“Mais ágil que todo o movimento é a sabedoria:
ela atravessa e penetra tudo, graças à sua pureza”
(Sabedoria, 7,24)
Cretino Ferreira chegara a Serra das Águias, num Domingo de Páscoa, tendo
já alugado pequeno casebre num bairro afastado do centro. As pessoas acharam
aquele homem esquisito. “Se isto é nome: Cretino Ferreira?!”
Fazer o quê? Não conversava com ninguém, incapaz de cumprimentar quem
encontrasse pelas ruas.
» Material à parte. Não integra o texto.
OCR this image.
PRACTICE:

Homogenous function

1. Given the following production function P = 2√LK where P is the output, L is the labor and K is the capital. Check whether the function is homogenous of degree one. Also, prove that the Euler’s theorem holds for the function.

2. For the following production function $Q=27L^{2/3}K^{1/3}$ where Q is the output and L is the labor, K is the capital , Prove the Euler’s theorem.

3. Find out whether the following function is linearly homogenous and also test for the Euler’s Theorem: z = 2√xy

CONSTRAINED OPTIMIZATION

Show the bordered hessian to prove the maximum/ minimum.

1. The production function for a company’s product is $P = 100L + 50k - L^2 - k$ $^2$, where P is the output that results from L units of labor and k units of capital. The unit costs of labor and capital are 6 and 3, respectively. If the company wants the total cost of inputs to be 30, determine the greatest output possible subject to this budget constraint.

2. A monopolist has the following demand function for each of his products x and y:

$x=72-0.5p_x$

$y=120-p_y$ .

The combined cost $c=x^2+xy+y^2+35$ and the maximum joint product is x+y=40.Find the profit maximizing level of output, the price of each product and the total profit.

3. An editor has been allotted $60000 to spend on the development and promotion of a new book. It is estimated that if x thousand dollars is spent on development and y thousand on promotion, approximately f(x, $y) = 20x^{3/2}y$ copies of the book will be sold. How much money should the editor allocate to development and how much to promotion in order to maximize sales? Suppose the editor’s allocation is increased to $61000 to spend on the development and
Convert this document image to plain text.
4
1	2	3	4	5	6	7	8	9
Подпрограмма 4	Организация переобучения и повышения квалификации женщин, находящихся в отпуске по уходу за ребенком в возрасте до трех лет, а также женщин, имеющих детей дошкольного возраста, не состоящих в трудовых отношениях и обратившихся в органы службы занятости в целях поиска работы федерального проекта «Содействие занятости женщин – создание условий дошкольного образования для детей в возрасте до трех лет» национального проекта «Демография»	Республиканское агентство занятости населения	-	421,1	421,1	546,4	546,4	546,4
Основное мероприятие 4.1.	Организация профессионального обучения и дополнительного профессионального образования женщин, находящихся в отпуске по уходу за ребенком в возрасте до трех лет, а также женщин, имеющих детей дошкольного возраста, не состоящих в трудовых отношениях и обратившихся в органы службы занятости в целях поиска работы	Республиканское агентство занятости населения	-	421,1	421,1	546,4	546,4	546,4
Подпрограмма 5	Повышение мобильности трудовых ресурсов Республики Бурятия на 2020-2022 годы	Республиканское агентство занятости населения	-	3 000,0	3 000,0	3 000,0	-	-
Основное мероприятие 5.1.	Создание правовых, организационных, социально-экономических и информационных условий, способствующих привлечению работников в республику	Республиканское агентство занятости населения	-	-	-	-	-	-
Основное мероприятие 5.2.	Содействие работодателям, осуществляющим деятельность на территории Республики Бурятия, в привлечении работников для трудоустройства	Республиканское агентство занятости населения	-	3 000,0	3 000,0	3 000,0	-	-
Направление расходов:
Alguns comentários surgiram, mas compreenderam que não
havia se adaptado. Com o tempo adquiriria amigos e companheiros.
Pela manhã, saía para caminhar, sempre de cabeça baixa. Voltava, tomava
banho, apanhava sobre o criado a pasta, indo tomar o ônibus, em direção ao centro da cidade, onde
lecionava Língua Portuguesa.
Com o passar do tempo, havia pessoas que acertavam os relógios de acordo com os seus hábitos e costumes. Não
só pela manhã. Ao final da tarde, quando retornava do trabalho, dirigindo-se ao
barzinho, onde tomava cerveja, lendo os jornais.
Devido aos comportamentos, algumas pessoas procuraram até saber em Monte
Velho, onde ele trabalhava. Lecionava num Colégio de Irmãs: Instituto Santa
Terezinha do Menino de Jesus.
Cretino Ferreira, mesmo em Monte Velho, não conversava, não cumprimentava
ninguém, homem silencioso. Só se ouvia sua voz na sala de aula. Chegara calado
à cidade e provavelmente sairá mudo. Só abriu a boca no início por necessitar
de emprego.
“Ao conseguir o seu emprego na Verduraria Suiça, veio direto conversar
comigo. Disse-me: “Os documentos estão aqui, mas não revele a ninguém de onde
sou. Não ficou comigo muito tempo. Começou a lecionar”.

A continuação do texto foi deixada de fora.